Swetnick also spoke about her own assault during the interview. “What happened to me is probably the most horrendous, awful thing that could happen to a human being,” she said. “My body was violated; my soul was broken.”

Questioned about whether she thought Kavanaugh was one of the people who assaulted her, Swetnick, who said she filed a report with Montgomery County police after the alleged assault, told Snow she could not “specifically say that he was one” of them.

“But before this happened to me, at that party, I saw Brett Kavanaugh there,” Swetnick said.

Kavanaugh has vehemently denied Swetnick’s accusation, which he described as “ridiculous and from the Twilight Zone.”

“I don’t know who this is, and this never happened,” he said in a statement.

In an earlier interview with Showtime’s “The Circus” that aired Sunday, Swetnick said all sexual misconduct accusations against Kavanaugh should be thoroughly investigated.

“Brett Kavanaugh is going for a seat, where he is going to have that seat on the Supreme Court for the rest of his life. And if he is going to have that seat legitimately, all of these things should be investigated,” Swetnick said, adding that she did not believe the federal appellate judge was an appropriate candidate for the country’s highest court.

“From what I experienced firsthand, I don’t think he belongs on the Supreme Court,” Swetnick said. “I just want the facts to come out, and I want it to be just, and I want the American people to have those facts and judge for themselves.”

Swetnick is one of at least three women who have accused Kavanaugh of sexual misconduct. Christine Blasey Ford, a California professor, testified before the Senate Judiciary Committee last week about her alleged assault by Kavanaugh when they were teenagers. Deborah Ramirez, a Yale classmate of Kavanaugh’s, claims the judge exposed himself to her at a college party and thrust his penis in her face without her consent.

Following a surprise call on Friday by Sen. Jeff Flake (R-Ariz.) to delay Kavanaugh’s final confirmation vote, President Donald Trump ordered the FBI to launch an investigation — one limited in time and scope — into some of the allegations against Kavanaugh. According to The New York Times, the bureau will be questioning four people: Ramirez; Mark Judge; Leland Keyser, a high school friend of Ford’s; and Patrick “P.J.” Smyth, who Ford says was at the house where she was allegedly assaulted.

Swetnick’s attorney, Michael Avenatti, said Monday that his client had not been approached by the FBI as part of its investigation. He said Swetnick is willing to “take a polygraph test, meet with the FBI and be cross-examined by Kavanaugh’s lawyers.”
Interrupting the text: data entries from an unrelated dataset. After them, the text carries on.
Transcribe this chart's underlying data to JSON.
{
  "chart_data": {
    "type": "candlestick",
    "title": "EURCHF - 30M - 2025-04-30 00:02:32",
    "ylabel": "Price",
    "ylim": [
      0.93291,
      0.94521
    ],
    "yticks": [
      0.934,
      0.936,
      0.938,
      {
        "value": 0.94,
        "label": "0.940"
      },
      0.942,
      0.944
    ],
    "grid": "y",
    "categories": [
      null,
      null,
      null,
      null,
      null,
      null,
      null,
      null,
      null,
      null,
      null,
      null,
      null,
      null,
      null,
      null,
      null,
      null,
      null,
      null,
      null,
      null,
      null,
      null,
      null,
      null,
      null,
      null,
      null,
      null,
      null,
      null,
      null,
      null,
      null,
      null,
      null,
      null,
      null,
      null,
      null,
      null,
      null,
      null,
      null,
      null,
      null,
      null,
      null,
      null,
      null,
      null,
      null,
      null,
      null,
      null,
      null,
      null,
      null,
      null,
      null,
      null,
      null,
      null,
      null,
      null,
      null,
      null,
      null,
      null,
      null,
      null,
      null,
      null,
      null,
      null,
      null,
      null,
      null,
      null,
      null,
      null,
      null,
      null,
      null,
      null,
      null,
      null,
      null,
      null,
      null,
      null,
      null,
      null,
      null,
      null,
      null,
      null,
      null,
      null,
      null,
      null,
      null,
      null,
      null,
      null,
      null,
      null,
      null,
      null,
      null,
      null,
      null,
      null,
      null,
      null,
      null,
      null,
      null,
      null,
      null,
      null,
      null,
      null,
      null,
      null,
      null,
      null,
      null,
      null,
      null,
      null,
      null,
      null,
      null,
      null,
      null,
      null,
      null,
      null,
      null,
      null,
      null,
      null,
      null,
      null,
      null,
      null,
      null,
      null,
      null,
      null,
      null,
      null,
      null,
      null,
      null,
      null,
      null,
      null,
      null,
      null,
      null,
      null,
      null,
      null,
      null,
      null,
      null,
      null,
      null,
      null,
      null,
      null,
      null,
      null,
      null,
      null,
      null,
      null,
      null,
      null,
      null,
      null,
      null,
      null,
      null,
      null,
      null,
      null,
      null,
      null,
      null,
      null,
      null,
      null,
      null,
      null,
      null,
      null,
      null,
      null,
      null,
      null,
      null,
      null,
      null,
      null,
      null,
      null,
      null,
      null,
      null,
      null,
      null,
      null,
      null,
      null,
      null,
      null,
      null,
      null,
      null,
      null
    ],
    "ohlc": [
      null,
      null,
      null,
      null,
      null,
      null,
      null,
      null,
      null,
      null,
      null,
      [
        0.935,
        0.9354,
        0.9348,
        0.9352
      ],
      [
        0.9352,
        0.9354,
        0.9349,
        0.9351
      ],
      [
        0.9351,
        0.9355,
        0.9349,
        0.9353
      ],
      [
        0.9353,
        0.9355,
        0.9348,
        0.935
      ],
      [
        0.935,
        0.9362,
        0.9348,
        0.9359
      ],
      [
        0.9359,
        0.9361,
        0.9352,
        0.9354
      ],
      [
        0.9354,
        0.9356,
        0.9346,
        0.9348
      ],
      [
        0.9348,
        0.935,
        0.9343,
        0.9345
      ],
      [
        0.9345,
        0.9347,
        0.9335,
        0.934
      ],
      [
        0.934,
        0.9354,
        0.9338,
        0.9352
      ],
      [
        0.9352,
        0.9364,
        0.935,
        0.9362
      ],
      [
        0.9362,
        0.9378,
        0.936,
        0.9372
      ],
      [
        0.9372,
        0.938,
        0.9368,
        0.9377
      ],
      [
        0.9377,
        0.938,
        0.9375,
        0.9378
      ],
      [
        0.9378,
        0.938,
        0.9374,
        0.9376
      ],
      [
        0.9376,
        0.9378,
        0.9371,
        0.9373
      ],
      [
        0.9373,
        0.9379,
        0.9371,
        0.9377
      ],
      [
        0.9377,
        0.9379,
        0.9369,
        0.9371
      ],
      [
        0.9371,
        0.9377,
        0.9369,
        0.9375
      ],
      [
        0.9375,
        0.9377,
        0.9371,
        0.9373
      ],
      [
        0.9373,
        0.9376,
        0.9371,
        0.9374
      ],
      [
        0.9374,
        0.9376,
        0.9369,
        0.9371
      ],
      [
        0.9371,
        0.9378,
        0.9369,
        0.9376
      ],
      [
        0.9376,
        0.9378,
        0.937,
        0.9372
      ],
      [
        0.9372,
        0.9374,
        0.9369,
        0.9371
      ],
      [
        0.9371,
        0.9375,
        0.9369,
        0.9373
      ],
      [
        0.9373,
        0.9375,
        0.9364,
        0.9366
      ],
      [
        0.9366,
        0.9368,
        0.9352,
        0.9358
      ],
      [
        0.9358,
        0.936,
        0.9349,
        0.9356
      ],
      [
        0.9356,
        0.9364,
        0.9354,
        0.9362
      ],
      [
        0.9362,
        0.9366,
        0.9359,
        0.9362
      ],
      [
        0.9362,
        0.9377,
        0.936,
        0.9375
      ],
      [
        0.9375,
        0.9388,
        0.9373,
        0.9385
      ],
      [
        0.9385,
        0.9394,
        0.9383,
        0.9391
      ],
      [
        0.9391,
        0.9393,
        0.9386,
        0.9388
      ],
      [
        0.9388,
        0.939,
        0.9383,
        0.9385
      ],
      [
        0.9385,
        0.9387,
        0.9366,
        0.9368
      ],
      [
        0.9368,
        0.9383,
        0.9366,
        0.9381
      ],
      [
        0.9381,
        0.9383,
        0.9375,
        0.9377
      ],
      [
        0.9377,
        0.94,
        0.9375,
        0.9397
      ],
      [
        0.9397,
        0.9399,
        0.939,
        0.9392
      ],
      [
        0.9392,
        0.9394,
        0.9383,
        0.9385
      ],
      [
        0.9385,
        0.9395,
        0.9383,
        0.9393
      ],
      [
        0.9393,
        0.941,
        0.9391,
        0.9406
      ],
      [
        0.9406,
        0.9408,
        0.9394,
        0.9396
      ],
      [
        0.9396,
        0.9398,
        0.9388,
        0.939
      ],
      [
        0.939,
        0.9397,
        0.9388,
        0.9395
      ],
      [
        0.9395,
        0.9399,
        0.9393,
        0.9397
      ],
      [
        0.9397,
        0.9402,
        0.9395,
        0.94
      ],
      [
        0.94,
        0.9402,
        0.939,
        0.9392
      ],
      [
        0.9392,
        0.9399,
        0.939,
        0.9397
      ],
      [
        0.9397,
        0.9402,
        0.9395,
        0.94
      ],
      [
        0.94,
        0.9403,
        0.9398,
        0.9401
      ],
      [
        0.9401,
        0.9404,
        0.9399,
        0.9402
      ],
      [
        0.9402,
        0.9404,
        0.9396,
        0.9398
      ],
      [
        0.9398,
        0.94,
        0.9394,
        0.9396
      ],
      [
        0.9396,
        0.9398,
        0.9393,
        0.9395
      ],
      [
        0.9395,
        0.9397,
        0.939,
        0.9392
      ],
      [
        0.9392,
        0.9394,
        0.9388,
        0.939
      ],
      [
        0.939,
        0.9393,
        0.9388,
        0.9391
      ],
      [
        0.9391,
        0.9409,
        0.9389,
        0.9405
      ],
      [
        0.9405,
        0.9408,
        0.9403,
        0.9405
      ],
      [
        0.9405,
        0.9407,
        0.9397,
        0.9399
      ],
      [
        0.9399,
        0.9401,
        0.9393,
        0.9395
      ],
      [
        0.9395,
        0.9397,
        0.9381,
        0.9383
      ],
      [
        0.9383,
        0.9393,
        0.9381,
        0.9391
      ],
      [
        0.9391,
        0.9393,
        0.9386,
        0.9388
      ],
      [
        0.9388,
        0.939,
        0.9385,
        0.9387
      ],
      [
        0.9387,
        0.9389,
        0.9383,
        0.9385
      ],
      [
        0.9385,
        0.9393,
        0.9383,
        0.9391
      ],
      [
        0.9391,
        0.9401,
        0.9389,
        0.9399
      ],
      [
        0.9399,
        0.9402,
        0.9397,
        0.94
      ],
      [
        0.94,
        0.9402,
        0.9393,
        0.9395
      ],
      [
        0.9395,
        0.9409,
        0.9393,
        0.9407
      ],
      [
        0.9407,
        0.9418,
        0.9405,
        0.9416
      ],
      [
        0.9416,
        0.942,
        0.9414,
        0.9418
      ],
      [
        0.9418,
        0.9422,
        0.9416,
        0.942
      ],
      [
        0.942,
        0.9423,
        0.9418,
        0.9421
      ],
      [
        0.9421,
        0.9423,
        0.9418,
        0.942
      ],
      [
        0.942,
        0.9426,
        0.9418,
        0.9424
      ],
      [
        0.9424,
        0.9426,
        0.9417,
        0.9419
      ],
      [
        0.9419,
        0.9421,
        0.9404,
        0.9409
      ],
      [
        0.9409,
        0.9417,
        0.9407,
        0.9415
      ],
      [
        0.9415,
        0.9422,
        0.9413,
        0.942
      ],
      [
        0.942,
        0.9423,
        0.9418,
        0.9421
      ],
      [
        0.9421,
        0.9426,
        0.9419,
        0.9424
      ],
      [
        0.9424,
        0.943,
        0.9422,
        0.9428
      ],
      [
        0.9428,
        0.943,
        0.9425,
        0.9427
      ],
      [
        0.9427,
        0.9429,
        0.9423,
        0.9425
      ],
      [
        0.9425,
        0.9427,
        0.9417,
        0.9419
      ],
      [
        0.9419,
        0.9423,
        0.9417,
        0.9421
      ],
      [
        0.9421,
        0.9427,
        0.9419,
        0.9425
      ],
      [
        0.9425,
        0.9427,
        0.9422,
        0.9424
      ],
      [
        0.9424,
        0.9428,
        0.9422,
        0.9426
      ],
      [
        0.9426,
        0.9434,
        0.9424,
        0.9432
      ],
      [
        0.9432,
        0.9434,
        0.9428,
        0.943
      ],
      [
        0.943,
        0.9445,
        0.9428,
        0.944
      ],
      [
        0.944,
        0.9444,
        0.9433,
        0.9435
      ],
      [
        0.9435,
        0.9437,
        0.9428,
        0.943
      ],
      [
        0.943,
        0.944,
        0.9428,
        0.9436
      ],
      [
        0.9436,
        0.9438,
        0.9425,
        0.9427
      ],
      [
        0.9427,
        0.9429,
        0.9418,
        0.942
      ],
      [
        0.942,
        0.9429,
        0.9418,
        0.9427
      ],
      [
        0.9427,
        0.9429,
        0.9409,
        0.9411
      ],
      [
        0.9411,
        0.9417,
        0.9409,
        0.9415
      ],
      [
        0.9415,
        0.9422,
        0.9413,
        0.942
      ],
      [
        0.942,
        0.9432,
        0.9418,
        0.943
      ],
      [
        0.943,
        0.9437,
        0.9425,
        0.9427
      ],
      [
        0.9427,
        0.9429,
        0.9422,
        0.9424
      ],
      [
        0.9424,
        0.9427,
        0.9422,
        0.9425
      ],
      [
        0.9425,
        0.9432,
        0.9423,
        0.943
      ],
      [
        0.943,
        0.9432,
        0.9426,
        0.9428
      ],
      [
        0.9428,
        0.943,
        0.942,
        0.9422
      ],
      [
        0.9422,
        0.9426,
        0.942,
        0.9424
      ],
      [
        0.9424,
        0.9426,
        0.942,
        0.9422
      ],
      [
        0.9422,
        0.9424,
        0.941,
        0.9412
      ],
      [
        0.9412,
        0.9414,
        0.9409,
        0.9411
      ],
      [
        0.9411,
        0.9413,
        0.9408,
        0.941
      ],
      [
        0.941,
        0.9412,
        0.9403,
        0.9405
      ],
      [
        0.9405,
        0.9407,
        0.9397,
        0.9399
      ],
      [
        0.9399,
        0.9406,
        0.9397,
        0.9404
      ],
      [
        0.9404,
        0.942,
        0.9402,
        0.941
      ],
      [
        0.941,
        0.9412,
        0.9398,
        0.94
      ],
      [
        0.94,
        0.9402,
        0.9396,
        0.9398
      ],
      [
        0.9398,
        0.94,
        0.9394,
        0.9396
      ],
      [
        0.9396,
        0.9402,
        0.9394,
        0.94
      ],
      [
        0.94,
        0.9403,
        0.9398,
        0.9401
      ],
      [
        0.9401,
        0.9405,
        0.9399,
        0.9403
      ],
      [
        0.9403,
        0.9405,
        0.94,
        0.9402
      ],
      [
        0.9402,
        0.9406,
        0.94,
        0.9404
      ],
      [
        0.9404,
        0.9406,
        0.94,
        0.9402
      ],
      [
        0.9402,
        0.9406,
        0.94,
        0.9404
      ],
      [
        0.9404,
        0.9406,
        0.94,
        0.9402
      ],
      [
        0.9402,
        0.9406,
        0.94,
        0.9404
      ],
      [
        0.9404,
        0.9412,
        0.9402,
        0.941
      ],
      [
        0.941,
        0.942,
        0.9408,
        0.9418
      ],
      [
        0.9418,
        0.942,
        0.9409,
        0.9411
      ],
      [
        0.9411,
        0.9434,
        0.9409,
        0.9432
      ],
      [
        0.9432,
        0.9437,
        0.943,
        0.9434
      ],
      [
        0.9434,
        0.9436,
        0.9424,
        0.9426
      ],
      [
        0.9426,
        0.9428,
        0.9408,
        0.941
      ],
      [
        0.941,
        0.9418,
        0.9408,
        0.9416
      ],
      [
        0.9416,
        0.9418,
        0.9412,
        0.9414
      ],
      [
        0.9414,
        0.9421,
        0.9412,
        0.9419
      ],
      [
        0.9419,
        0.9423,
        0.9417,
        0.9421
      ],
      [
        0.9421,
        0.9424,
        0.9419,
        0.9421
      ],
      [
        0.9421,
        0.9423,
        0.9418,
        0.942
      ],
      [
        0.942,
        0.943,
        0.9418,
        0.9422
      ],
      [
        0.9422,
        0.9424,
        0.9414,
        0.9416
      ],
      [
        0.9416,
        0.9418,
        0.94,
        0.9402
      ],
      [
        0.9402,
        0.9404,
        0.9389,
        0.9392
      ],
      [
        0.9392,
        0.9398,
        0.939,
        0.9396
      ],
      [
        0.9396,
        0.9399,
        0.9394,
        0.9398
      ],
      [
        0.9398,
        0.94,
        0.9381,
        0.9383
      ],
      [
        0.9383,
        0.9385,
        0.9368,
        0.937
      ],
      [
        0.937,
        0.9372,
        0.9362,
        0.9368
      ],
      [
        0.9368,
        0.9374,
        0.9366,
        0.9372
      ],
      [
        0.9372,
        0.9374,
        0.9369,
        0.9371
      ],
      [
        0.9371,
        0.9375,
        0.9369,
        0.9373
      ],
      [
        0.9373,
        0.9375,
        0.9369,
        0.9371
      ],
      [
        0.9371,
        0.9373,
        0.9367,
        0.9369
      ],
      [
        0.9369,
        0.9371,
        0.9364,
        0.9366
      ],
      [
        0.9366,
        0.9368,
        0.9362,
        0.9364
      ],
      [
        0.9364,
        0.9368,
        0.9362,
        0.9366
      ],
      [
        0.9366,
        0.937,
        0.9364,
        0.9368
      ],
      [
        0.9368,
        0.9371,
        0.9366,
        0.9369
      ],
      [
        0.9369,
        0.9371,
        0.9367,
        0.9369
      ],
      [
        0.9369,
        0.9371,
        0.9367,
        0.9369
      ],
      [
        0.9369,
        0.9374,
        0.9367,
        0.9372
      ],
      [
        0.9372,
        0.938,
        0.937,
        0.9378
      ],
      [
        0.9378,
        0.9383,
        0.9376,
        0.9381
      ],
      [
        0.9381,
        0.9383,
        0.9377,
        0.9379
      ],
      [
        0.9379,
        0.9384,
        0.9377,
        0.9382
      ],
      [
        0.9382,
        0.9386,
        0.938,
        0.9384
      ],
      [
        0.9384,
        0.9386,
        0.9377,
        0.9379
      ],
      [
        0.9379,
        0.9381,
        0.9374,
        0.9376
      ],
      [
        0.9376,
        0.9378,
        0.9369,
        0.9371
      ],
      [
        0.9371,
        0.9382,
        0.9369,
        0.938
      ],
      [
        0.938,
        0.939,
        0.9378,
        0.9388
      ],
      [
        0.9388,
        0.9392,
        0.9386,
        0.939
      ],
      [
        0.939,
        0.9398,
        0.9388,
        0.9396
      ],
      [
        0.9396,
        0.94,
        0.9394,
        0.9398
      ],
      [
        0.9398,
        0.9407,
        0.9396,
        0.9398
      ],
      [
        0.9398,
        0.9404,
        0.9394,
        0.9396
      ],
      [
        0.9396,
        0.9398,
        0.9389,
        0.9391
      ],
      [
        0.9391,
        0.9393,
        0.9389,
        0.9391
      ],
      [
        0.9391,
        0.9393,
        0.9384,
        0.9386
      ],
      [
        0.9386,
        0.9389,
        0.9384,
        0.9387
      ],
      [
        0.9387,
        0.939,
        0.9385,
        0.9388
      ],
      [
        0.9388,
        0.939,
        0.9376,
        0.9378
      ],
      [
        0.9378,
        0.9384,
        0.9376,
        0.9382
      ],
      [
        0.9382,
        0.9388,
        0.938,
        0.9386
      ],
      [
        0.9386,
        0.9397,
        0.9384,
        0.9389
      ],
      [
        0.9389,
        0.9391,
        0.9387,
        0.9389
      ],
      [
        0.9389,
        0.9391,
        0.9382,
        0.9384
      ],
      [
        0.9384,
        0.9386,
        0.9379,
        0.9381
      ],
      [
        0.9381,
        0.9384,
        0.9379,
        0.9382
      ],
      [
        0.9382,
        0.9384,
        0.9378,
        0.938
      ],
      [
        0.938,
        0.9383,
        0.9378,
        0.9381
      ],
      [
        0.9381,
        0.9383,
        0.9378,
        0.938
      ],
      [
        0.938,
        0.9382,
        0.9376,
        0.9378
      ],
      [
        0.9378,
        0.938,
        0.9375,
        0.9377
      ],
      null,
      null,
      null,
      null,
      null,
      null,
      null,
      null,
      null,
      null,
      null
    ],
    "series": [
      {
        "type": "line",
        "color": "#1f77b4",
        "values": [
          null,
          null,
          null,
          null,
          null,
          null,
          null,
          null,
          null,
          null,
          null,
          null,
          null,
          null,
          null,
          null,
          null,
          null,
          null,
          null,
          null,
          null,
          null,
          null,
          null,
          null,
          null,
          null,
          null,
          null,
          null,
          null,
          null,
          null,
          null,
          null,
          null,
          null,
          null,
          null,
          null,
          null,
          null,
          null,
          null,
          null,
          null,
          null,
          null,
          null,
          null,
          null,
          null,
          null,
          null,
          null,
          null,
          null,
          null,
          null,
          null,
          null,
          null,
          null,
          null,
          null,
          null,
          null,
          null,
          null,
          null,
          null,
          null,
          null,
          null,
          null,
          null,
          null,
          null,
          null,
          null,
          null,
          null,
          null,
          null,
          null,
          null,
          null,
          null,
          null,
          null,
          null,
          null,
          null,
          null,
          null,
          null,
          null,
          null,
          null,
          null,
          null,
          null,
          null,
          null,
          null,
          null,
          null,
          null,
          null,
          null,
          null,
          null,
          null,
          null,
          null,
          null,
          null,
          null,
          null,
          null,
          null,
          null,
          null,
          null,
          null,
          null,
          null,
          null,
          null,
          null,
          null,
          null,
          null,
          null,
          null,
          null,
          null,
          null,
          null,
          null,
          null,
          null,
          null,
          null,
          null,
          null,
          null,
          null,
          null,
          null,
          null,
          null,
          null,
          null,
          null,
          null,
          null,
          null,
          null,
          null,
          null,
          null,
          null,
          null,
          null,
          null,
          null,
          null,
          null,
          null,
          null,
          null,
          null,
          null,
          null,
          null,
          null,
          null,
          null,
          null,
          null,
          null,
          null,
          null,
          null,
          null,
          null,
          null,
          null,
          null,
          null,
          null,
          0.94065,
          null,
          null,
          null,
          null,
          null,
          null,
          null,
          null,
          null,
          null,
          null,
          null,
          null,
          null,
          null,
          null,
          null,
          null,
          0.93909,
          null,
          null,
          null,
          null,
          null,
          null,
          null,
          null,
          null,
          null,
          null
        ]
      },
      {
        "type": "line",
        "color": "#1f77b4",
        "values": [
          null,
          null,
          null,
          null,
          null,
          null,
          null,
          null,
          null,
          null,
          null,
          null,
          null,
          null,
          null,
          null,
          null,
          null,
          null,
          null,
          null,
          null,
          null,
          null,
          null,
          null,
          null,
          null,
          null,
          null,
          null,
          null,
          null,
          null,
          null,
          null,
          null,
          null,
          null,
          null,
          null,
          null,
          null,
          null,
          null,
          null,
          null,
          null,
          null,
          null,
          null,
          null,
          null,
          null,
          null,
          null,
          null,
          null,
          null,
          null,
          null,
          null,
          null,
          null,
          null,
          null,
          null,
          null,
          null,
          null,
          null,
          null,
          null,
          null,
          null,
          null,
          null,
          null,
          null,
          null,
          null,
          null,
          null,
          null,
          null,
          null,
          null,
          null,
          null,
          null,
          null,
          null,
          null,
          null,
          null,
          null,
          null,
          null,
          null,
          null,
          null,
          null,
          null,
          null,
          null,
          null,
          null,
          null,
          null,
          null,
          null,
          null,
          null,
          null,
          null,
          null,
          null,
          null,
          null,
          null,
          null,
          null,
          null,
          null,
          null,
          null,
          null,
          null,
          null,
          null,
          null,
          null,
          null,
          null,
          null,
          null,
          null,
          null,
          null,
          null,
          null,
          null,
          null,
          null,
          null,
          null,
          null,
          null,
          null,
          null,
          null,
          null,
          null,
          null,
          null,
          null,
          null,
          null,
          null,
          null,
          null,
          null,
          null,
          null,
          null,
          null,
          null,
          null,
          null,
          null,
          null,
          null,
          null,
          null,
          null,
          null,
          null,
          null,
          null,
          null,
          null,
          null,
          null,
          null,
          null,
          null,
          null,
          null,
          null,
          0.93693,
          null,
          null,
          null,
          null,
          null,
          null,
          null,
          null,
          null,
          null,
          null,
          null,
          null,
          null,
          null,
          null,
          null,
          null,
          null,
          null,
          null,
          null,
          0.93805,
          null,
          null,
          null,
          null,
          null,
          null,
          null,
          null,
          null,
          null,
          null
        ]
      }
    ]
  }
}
According to The Associated Press, Swetnick has an “extensive history of involvement in legal disputes.” In 2000, she was involved in a lawsuit in which an ex-employer, Oregon-based software company Webtrends, accused her of providing false information on her job application. The company claimed Swetnick, a software engineer, had also engaged in “unwelcome sexual innuendo and inappropriate conduct” toward two male co-workers.

Swetnick claimed Webtrends had subjected her to “physically and emotionally threatening and hostile conditions,” according to the suit. She said she was sexually harassed by four co-workers ― claims her colleagues denied.

Avenatti told the AP that Swetnick’s legal history had “no bearing on the credibility of her claims about Kavanaugh.” The Webtrends suit, which he described as “completely bogus,” had been dismissed a month after it was filed, he noted.

Avenatti has slammed the FBI’s Kavanaugh investigation as a “scam” and a “sham.”

“How do you conduct a legitimate, fair & thorough investigation into allegations unless you interview the person actually making the allegations about her experiences, what she witnessed, and what facts and other witnesses she is aware of? Answer ― YOU CAN’T. And that’s by design,” he said in a Sunday tweet.